“The Means By Which Thought Alone Can Conjure Physical Pain Is An Unfathomable Mystery”

If the heart is a lonely hunter, then the brain is a game of William Tell. It’s tough to hit the target, and sometimes missing can lead to horrible consequences.

From Tim Adams’ Guardian piece about neuroscientist Dr. Suzanne O’Sullivan’s new book concerning imaginary illnesses, It’s All in Your Head:

Some of its more avant-garde subjects have faced O’Sullivan in her treatment room. Her experience of this type of patient began when she was just qualified as a junior doctor, watching a woman she calls Yvonne being questioned by her consultant. Yvonne, after an accident in which she had been sprayed in the face with window-cleaning fluid, had convinced herself and her family that she was blind. After six months of tests doctors had found nothing wrong with her eyes. She was by this time on disability benefits with a full-time carer, unable to get around her house. O’Sullivan and her fellow junior doctors, certain she could see, found it hard not to suppress giggles as Yvonne described her condition. They were reprimanded by the consultant. The cause of Yvonne’s blindness was psychological rather than physical – a response, it later seemed, to unbearable tensions in her marriage. It was to her no less real, however: she had subconsciously persuaded herself that she had lost her sight. After six months of psychiatric help and family counselling, O’Sullivan reports, Yvonne’s vision was restored.

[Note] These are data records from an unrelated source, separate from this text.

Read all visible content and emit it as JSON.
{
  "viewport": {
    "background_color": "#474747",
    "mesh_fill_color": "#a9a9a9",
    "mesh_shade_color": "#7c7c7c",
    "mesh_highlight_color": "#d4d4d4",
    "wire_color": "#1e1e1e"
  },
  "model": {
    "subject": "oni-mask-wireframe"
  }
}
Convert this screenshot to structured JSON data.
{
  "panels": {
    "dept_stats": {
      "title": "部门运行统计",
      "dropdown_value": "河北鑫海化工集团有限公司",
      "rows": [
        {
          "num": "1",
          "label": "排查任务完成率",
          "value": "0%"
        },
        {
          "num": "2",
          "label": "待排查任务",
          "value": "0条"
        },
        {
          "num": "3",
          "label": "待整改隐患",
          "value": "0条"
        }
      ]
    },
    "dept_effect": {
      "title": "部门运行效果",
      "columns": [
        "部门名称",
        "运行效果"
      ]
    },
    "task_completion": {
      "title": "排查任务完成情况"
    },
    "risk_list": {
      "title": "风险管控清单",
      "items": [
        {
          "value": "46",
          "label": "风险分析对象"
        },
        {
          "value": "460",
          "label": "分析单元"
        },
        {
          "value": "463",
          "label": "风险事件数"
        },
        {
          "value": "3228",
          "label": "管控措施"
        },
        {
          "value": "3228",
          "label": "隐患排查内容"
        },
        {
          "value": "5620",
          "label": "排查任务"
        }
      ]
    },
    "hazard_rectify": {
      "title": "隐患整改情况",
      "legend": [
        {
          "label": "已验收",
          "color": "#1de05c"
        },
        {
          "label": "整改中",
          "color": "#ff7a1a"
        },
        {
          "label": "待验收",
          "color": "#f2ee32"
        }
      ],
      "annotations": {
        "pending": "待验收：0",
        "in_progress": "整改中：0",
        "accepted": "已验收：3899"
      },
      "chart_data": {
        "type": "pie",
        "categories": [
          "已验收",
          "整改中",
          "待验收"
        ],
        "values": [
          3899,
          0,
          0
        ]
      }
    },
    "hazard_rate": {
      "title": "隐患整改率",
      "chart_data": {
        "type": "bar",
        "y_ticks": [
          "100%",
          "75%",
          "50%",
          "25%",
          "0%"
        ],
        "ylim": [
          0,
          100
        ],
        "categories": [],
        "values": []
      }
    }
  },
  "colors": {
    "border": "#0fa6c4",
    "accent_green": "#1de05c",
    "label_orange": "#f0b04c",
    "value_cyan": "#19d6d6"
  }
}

It is O’Sullivan’s contention that “psychosomatic disorders are physical symptoms that mask emotional distress”. In the 19th century sufferers of such conditions were paraded by the celebrated neurologist Jean-Marie Charcot, who revealed to sold-out audiences how such states could be induced by suggestion and hypnosis. Even with fMRI scans and advances in neural imaging, the means by which thought alone can conjure physical pain is an unfathomable mystery. “One day a woman loses the power of speech entirely and the next she speaks in the voice of a child. A girl has a lump in her throat and becomes convinced she cannot swallow. Eyes close involuntarily and no amount of coaxing will open them.” Each of O’Sullivan’s patients is different; however, buried trauma or stress (itself an undefined cause and effect) seems often to be a trigger.